John W. Day, Jr. is Distinguished Professor Emeritus in the Department of Oceanography and Coastal Sciences, College of the Coast & Environment at Louisiana State University, where he has taught since 1971. He has published extensively on the ecology and management of coastal and wetland ecosystems, with emphasis on the Mississippi delta, and has over 400 peer-reviewed publications.
He is co-editor (with B. Crump, M. Kemp, and A. Yáñez-Arancibia) of Estuarine Ecology 2013, 2nd edition; co-editor (with C. Hall) of Ecological Modeling in Theory and Practice; co-editor (with W. Conner) of The Ecology of the Barataria Basin, An Estuarine Profile, co-editor (with A. Yáñez-Arancibia) of the Ecology of Coastal Ecosystems in the Southern Mexico: The Terminos Lagoon Region; co-editor (with A. Yáñez-Arancibia) of Ecosystem Based Management of the Gulf of Mexico in 2013; co-author of Americas Most Sustainable Cities and Regions – Surviving the 21st Century Megatrends (2016), and co-editor of Coasts and Estuaries – The Future.

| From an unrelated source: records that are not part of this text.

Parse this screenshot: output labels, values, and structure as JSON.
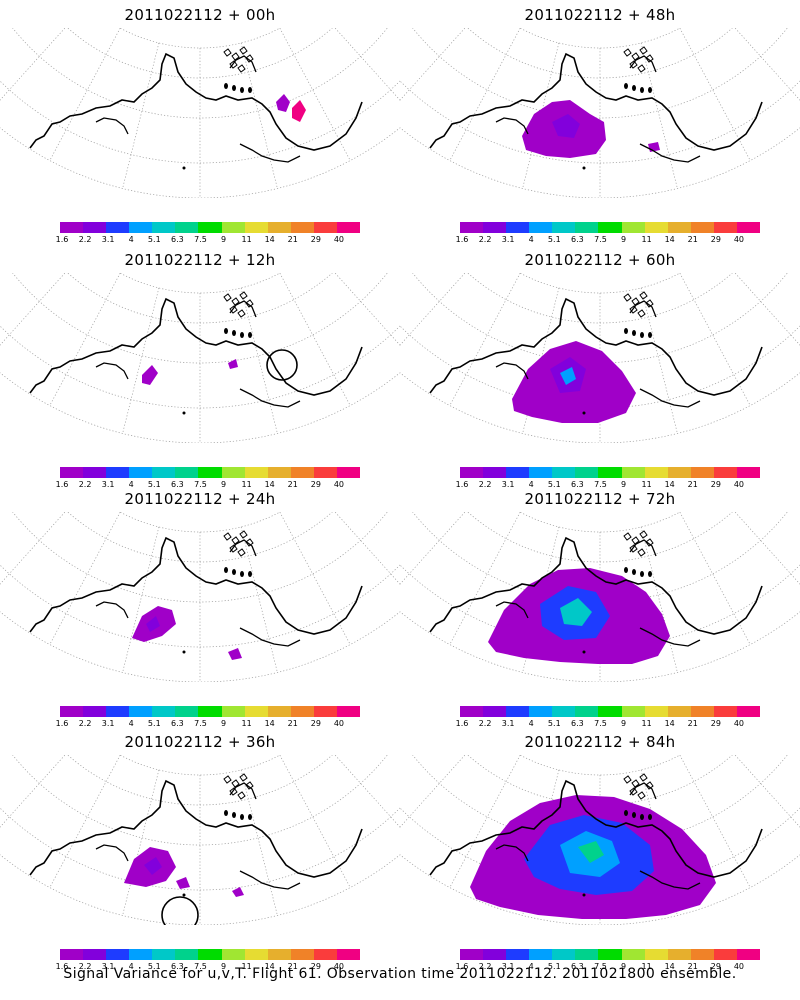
{
  "colorbar": {
    "colors": [
      "#a000c8",
      "#8200dc",
      "#1e3cff",
      "#00a0ff",
      "#00c8c8",
      "#00d28c",
      "#00dc00",
      "#a0e632",
      "#e6dc32",
      "#e6af2d",
      "#f08228",
      "#fa3c3c",
      "#f00082"
    ],
    "ticks": [
      "1.6",
      "2.2",
      "3.1",
      "4",
      "5.1",
      "6.3",
      "7.5",
      "9",
      "11",
      "14",
      "21",
      "29",
      "40"
    ]
  },
  "panels": [
    {
      "title": "2011022112 + 00h"
    },
    {
      "title": "2011022112 + 48h"
    },
    {
      "title": "2011022112 + 12h"
    },
    {
      "title": "2011022112 + 60h"
    },
    {
      "title": "2011022112 + 24h"
    },
    {
      "title": "2011022112 + 72h"
    },
    {
      "title": "2011022112 + 36h"
    },
    {
      "title": "2011022112 + 84h"
    }
  ],
  "caption": "Signal Variance for u,v,T. Flight 61. Observation time 2011022112. 2011021800 ensemble."
}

Professor Day received his PhD in marine sciences and environmental sciences from the University of North Carolina in 1971 working with the noted ecologist Dr. H.T. Odum. Since then, he has conducted extensive research on the ecology and management of the Mississippi Delta and for the last 40 years, has studied coastal ecosystems in Mexico. He was a visiting professor in the Institute of Marine Sciences of the National University of Mexico in 1978-1979, at the University of Utrecht in the Netherlands during 1986, at the Laboratoire d’Ecologie, Unversité Claude Bernard in Arles France during 1992-93, and in the Department of Geography at Cambridge University in 2000-2001.
He has also worked with the University of Campeche and the Institute of Ecology in Xalapa, Mexico. From 1992-2017, Professor Day worked in the Mediterranean studying the impacts of climate change on wetlands in Venice Lagoon and in the Po, Rhone and Ebro deltas. He has worked on using wetlands as a means of removing nitrogen from the Mississippi River.
Dr. Day also served as a member of the hypoxia reassessment taskforce and published with Dr. William Mitsch on this subject. Currently he is involved in research on the impacts of 21st century megatrends on sustainability of natural and human systems. He served as chair of the National Technical Review Committee reviewing the restoration program for the Mississippi delta and is currently active in delta restoration; as chair of the Science and Engineering Special Team on restoration of the Mississippi delta (a book on this effort was published in 2014); and as a member on the Scientific Steering Committee of the Future Earth Coasts program. He served on a National Research Council panel on urban sustainability.
He is the recipient of a Fulbright Fellowship for study in France and the Estuarine Research Federation Cronin Award for excellence in teaching in coastal sciences. He has served as major professor for 70 MS and PhD students and has written and edited 14 books, published over 350 peer-reviewed articles, and has a total of over 400 publications. His work has been cited nearly 23,000 times.